纪离稍微眯眼,轻而缓地问了句:“是吗?你这样说,我倒是越发有兴趣了。”
“不然我们打赌?”阳一一心内唾弃自己的倔强与坏脾气,可她也控制不住,她如今都几乎快要被心头的矛盾情绪折磨疯了,三年之约越临近,她就越毛躁,但他却依旧那么淡然,根本不懂她的痛苦与绝望。
“好,”纪离唇边染笑,轻松地应了声,“而且你正好提醒了我,家里又催我的婚事,这次我拖不过去。我不想瞒你。”
“随便,”阳一一翻过身去,背对着他,无所谓地动用她的骄傲,冷冷地道:“祝你成功。”
对她讽刺与挑衅意味这么严重的祝福,他没有再回应只言片语。
此夜就此宁静。
只是当夜深过半的时候,阳一一才转过身去,在夜色溶溶中努力睁大眼睛,试图看清他静谧的睡颜。
其实她也知道,他真的不年轻了。
三十三岁,他已不是个青春热血的小伙子,有时候光线好的时候,她甚至能看到他眼角和唇角蛰伏着的细纹,浅浅一条,却像勾魂索一般,牵走她的全部心魄。
随着时间流逝,他依然这么完美,无可挑剔。
而她越来越爱他,更是相信,还会有很多女人或是女孩,和她一样,对他如此痴迷。
他如果真想要得到一个女人,只要稍微对她好一点点,谁不会被他手到擒来?
毕竟,连她这样的冷漠无情,都已中招。
纪离,你以后是不是会像当年不自觉买下那只箫收藏,想以后讨小十一欢心那样,再对其他真正成为你妻子的女人那般好?

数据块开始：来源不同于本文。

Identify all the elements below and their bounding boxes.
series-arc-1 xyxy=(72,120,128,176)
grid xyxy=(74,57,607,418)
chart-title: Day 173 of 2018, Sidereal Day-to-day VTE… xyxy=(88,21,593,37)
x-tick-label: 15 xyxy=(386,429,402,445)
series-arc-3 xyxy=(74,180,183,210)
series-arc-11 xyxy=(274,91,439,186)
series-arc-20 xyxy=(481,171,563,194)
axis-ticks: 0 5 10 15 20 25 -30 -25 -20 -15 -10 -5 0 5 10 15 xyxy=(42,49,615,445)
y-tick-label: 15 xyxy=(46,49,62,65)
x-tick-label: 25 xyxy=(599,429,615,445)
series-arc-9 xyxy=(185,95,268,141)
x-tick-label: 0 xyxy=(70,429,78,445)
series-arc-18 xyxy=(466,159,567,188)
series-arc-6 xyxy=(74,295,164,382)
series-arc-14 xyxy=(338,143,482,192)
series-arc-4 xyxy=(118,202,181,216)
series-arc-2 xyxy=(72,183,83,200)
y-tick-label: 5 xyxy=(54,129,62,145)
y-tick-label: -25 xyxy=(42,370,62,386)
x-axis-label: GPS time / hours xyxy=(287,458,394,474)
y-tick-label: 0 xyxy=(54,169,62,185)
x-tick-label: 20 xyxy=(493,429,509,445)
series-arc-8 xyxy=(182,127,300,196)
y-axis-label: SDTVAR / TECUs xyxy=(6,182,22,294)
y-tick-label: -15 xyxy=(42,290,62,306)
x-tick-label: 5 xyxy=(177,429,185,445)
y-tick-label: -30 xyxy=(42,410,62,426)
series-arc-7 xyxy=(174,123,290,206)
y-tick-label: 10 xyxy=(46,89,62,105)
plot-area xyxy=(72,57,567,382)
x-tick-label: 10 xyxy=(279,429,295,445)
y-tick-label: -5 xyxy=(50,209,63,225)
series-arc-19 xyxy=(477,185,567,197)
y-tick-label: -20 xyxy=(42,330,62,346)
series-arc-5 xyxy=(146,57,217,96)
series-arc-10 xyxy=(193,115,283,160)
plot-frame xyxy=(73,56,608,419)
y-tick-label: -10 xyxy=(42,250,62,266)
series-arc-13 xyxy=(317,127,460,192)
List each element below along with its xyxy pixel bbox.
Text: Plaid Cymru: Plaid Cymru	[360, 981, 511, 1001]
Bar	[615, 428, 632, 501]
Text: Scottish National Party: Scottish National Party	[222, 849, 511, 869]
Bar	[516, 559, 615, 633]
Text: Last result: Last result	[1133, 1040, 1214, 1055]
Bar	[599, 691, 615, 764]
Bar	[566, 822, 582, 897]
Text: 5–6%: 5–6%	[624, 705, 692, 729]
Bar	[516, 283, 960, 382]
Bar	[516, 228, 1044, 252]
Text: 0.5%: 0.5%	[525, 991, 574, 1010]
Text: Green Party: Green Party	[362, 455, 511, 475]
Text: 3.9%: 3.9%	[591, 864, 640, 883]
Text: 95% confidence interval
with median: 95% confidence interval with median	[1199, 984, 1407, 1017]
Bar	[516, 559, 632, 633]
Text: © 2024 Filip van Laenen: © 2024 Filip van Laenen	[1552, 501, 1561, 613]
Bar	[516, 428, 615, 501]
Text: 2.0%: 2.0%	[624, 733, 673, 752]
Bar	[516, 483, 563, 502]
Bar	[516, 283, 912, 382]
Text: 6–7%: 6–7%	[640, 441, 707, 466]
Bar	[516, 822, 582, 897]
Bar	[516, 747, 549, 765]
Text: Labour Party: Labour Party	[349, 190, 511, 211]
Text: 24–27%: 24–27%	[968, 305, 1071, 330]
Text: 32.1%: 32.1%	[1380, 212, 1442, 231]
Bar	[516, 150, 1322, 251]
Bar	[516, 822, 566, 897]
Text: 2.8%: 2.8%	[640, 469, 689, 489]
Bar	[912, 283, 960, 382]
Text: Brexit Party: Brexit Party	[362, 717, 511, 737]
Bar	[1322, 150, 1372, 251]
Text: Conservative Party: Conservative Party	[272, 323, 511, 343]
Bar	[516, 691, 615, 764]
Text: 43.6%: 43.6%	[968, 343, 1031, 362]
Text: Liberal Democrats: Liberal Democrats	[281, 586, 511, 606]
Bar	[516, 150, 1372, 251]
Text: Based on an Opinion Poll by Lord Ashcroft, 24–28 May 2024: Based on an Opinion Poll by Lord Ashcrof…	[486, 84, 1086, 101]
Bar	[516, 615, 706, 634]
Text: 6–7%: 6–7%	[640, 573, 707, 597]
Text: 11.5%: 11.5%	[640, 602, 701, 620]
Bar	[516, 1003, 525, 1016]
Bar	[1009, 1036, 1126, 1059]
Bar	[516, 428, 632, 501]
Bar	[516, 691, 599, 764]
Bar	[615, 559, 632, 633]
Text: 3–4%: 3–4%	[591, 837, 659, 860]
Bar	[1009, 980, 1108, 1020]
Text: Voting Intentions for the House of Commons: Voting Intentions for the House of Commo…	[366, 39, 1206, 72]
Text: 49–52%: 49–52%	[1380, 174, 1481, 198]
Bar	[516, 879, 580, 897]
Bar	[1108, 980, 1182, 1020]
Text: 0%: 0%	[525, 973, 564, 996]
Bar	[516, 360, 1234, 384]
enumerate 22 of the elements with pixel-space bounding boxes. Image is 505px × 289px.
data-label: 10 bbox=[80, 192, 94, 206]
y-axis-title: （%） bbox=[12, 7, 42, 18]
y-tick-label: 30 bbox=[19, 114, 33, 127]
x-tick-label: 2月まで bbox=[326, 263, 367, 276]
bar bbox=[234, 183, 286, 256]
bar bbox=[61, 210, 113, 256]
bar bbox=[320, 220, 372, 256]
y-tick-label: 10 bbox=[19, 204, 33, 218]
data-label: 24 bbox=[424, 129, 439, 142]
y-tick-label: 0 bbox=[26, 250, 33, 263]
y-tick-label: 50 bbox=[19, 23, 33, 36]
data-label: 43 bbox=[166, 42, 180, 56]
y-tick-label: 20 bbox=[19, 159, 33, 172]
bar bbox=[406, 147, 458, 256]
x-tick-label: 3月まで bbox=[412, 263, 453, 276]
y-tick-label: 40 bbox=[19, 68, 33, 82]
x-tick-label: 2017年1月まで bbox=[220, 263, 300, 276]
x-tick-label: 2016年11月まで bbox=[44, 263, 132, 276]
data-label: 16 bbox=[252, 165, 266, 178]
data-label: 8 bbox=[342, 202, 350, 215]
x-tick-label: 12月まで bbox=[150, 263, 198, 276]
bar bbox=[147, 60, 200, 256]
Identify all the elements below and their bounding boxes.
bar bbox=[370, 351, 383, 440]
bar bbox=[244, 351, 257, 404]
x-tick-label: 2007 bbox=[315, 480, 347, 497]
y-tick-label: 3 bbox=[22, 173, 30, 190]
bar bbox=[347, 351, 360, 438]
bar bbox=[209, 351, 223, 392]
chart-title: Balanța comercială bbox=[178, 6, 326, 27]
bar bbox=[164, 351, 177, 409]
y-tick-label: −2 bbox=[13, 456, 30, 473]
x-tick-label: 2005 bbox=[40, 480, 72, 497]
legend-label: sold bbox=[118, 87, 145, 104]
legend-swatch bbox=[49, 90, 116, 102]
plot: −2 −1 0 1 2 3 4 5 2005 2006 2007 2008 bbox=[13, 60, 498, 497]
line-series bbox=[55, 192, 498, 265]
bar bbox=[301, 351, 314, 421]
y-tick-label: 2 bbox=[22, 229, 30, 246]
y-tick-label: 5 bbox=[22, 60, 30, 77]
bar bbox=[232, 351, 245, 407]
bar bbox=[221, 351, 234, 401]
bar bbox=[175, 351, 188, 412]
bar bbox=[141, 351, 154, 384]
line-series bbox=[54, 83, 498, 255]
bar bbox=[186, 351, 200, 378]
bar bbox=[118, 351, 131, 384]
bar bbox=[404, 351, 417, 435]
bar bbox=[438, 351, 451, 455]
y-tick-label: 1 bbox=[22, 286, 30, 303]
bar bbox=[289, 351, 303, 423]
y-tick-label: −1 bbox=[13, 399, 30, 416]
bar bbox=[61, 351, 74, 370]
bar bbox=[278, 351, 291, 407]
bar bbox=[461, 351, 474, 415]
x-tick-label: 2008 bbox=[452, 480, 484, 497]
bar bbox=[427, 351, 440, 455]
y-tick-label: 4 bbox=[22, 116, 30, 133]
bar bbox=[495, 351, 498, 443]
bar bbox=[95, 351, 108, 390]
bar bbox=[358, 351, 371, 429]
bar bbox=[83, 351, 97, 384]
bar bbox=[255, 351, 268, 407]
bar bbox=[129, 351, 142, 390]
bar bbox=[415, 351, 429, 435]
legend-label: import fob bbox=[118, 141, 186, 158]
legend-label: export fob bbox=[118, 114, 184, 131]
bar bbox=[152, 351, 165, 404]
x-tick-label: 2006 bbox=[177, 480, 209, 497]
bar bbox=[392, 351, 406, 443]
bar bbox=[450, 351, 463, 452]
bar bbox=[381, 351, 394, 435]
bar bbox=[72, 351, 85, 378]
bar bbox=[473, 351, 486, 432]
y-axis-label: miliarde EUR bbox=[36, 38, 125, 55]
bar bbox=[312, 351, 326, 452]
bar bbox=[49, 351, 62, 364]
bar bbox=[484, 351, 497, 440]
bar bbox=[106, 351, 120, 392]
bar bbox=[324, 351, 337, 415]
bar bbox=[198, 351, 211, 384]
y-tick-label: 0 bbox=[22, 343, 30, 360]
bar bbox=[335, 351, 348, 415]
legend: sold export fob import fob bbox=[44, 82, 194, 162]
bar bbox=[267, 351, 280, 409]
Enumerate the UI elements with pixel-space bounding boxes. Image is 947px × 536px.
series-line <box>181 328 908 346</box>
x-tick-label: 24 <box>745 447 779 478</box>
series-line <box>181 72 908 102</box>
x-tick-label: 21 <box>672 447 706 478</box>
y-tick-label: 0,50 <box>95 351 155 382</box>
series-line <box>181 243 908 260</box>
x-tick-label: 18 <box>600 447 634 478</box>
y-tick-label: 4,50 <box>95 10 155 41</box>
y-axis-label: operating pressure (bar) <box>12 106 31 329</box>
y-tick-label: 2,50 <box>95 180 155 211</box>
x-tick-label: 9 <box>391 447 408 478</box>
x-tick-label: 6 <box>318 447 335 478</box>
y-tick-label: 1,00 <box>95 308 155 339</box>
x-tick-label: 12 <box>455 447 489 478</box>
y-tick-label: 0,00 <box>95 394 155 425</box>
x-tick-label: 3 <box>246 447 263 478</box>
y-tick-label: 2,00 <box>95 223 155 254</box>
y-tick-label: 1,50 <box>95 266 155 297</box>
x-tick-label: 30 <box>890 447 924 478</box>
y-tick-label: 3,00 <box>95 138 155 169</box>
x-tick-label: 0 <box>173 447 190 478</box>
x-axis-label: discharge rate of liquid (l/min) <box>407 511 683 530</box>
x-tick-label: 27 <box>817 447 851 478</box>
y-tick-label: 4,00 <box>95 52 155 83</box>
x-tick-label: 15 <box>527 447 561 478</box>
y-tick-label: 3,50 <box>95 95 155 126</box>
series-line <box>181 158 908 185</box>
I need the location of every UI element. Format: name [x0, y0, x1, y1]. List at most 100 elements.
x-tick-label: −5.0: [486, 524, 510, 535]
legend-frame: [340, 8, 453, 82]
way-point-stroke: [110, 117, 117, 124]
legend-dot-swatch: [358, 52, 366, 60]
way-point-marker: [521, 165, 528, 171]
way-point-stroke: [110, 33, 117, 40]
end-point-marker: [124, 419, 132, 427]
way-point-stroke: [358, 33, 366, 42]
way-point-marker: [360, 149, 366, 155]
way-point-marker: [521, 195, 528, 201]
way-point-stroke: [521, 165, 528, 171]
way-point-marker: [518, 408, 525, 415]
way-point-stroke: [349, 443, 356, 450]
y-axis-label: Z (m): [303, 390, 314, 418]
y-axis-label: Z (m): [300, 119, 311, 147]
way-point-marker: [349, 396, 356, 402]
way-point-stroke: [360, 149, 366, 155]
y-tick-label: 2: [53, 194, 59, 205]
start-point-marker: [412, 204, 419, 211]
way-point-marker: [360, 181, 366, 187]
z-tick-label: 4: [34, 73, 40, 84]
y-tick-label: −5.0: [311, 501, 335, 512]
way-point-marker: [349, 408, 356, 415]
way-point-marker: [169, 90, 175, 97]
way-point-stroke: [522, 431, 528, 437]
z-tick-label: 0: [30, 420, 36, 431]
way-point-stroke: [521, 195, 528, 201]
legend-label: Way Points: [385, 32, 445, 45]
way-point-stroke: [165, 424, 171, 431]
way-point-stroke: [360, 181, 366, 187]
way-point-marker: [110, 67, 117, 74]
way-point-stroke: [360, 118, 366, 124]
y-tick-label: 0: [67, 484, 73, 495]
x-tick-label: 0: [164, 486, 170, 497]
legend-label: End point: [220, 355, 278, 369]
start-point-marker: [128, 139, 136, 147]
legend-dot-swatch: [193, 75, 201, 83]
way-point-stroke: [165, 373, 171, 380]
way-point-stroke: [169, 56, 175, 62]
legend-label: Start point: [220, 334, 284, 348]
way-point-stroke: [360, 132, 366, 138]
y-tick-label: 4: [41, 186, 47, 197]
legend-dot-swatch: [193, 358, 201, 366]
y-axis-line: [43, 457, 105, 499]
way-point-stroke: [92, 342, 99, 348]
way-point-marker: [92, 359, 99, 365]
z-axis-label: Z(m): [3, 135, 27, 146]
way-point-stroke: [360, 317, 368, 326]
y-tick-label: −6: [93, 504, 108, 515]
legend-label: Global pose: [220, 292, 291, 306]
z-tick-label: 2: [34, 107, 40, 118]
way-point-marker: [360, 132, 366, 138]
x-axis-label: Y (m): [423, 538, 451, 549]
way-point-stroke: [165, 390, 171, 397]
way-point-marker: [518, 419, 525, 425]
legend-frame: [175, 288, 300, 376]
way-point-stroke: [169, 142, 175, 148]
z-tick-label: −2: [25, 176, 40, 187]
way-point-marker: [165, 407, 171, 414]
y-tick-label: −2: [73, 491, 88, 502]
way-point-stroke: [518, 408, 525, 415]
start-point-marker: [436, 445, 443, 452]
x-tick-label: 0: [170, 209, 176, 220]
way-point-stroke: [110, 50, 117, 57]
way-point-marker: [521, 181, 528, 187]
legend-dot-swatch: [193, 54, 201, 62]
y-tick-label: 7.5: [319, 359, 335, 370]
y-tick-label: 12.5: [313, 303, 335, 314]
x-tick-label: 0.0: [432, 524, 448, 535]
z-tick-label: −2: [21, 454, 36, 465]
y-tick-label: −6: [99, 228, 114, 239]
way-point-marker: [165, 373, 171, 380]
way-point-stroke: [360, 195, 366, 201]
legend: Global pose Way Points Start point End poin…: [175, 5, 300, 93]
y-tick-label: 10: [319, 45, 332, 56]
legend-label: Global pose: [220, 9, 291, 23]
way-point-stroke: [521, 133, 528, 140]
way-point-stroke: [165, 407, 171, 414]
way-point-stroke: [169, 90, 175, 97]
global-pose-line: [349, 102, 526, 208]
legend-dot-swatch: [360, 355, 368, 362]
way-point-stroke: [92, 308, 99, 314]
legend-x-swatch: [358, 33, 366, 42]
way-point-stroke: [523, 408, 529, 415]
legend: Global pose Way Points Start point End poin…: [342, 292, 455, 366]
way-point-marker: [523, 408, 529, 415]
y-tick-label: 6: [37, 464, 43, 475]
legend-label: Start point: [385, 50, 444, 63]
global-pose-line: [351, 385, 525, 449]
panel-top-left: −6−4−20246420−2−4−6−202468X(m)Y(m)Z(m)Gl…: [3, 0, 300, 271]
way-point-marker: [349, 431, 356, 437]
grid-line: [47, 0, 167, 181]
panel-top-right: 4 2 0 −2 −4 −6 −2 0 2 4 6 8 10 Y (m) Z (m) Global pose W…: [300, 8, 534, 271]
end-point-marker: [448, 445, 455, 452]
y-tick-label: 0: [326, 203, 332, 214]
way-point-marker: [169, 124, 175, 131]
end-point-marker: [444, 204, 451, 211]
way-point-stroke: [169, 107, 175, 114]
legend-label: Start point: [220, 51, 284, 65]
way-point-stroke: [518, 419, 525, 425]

她知道他其实不会对阳光下手,可她也知道,她和他之间的甜蜜,在这晚,已经全部走到了尽头。
他的岁数,是该结婚的时候了。
如果不是在她的任性下,陪她蹉跎了那么两年,或许他这会儿孩子都有了。
还有他们的那个孩子。
如果她生下来,会不会有不一样的结局?
是的,没有如果,阳一一,你不要去想这样的事情。
你要看着以后,和他分离之后的以后。
那才是你以后要漫长走过的真正人生。
之前种种,就当南柯一梦,放掉就好。
她是真真正正地错过了他。
两条线短暂的相交之后,终究会渐行渐远。
任泪水无声无息地滑入枕头,湮没消失。
整夜无眠后的清晨,她感觉到他离去的动静。一直假寐着,直到听到大门关上,她才睁开眼,将自己挪到他那侧去睡好,上面有他清爽的味道,她的迷恋,和这味道一样,怎么也无法快速散去。
那之后,大约有10天,两人没有见面。